В то время не было людей, чтобы похвалить ее работу; она создала их после. Однако, похоже, она с тех пор потеряла интерес к своим творениям: стройка выглядела заброшенной. Воды, ветра, века подточили эти достойные масштабов Гаргантюа скульптуры, лишив их грозной силы.
Сегодня здесь возобладал хаос. От скал отслаивались куски. Каменные осыпи ломали линии. Огромные глыбы загромождали тропы. Шедевр обветшал.
Время от времени хаос отступал, и были видны чистые очертания гребня, округлость вершины, изящный изгиб дороги, но чаще приходилось перебираться через завалы, лезть, карабкаться.
Между этими разгулами всевозможных выпуклостей нас изматывали длинные плато, раскаленные, без деревьев, без тени, враги жизни.
Потом мы выходили к высоким скалам, изрытым лунками, словно изъеденным кариесом.

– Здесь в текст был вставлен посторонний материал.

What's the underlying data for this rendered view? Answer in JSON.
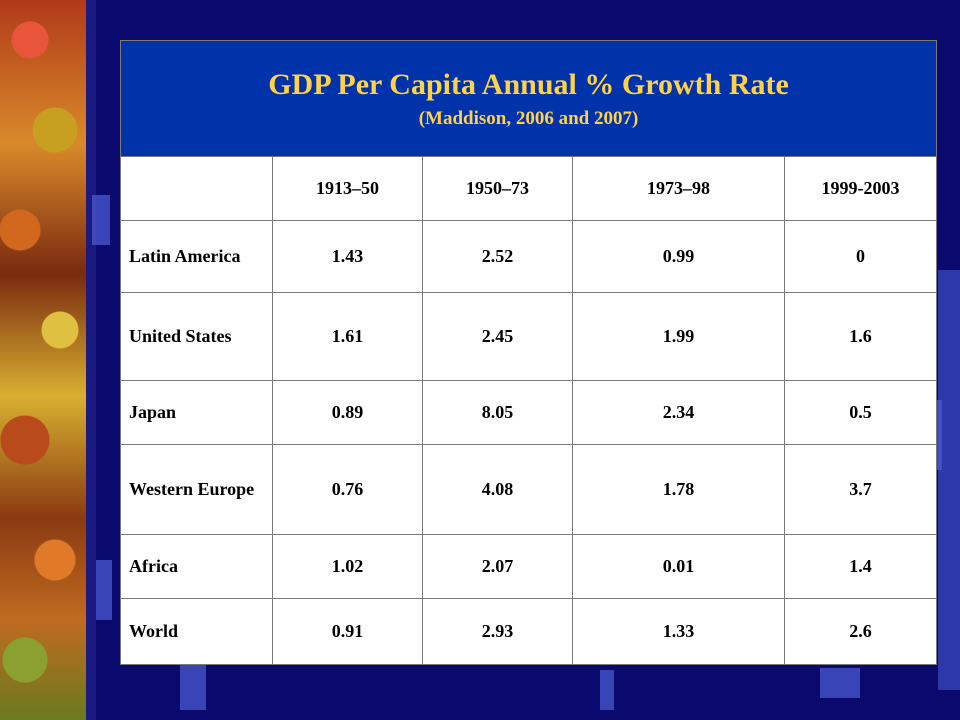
{
  "header": {
    "title": "GDP Per Capita Annual % Growth Rate",
    "subtitle": "(Maddison, 2006 and 2007)"
  },
  "table": {
    "columns": [
      "1913–50",
      "1950–73",
      "1973–98",
      "1999-2003"
    ],
    "rows": [
      {
        "label": "Latin America",
        "values": [
          "1.43",
          "2.52",
          "0.99",
          "0"
        ]
      },
      {
        "label": "United States",
        "values": [
          "1.61",
          "2.45",
          "1.99",
          "1.6"
        ]
      },
      {
        "label": "Japan",
        "values": [
          "0.89",
          "8.05",
          "2.34",
          "0.5"
        ]
      },
      {
        "label": "Western Europe",
        "values": [
          "0.76",
          "4.08",
          "1.78",
          "3.7"
        ]
      },
      {
        "label": "Africa",
        "values": [
          "1.02",
          "2.07",
          "0.01",
          "1.4"
        ]
      },
      {
        "label": "World",
        "values": [
          "0.91",
          "2.93",
          "1.33",
          "2.6"
        ]
      }
    ]
  },
  "colors": {
    "background": "#0a0a6e",
    "title_band": "#0033aa",
    "title_text": "#ffd24a",
    "column_header_text": "#e0001a",
    "row_label_text": "#1a2a8a"
  }
}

Тома, геолог, был близок к экстазу. Как будто любителя искусства пустили в музеи Ватикана… Он неутомимо рыскал направо и налево, наклонялся, что-то подбирал, комментировал, квалифицировал, анализировал, сопоставлял. Более того, в нем проснулся зуд коллекционера: если в первые дни он остерегался слишком нагружаться, то теперь, охотясь за камнями, не мог устоять перед искушением взять с собой несколько образчиков.

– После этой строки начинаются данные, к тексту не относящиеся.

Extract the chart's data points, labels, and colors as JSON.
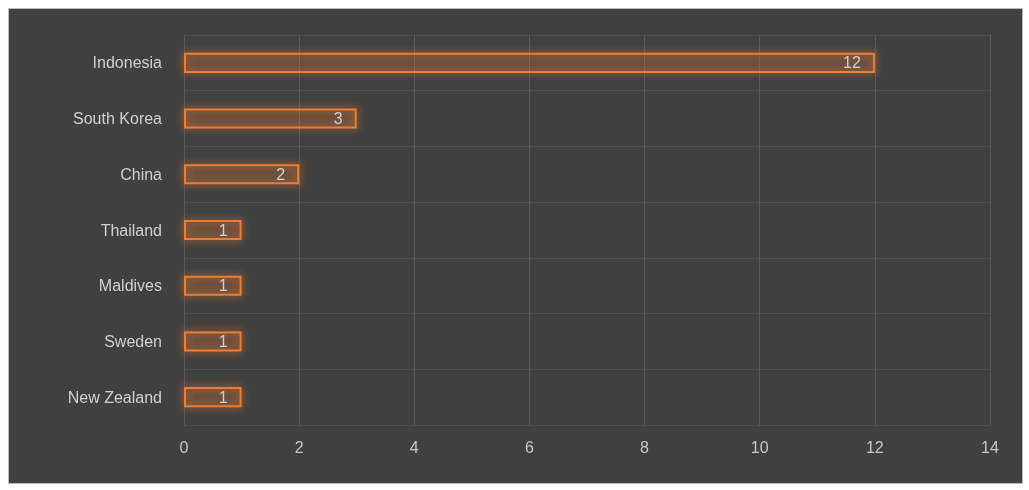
{
  "chart_data": {
    "type": "bar",
    "orientation": "horizontal",
    "categories": [
      "Indonesia",
      "South Korea",
      "China",
      "Thailand",
      "Maldives",
      "Sweden",
      "New Zealand"
    ],
    "values": [
      12,
      3,
      2,
      1,
      1,
      1,
      1
    ],
    "color": "#ed7d31",
    "xlim": [
      0,
      14
    ],
    "xticks": [
      0,
      2,
      4,
      6,
      8,
      10,
      12,
      14
    ],
    "grid": true,
    "data_labels": true
  }
}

Его рюкзак тяжелел, и мы с Абайгуром лукаво переглядывались, а то и прыскали: если туарег сыграл со мной шутку, набив мой багаж камнями, Тома брал на себя эту ношу по доброй воле.
Он, однако, и нас увлек своими открытиями, показывая шероховатые трахиты, аспидные, желтые, даже розоватые, и особенно необычные камни, которые звучали, словно полые, вулканические фонолиты, зеленоватые, а то и белесые от долгого пребывания на воздухе.
В сумерках панорама смахивала на кошмар. Пока их не гасила ночь, на несколько минут под умирающими отсветами очертания меняли консистенцию: на обветренных скалах вырисовывались чудовища, циклопы с широченными ранами, остовы геркулесов, расколотые мечом, титаны с шишковатыми головами, с иссеченной кожей, покрытой отеками, опухолями, вздутиями.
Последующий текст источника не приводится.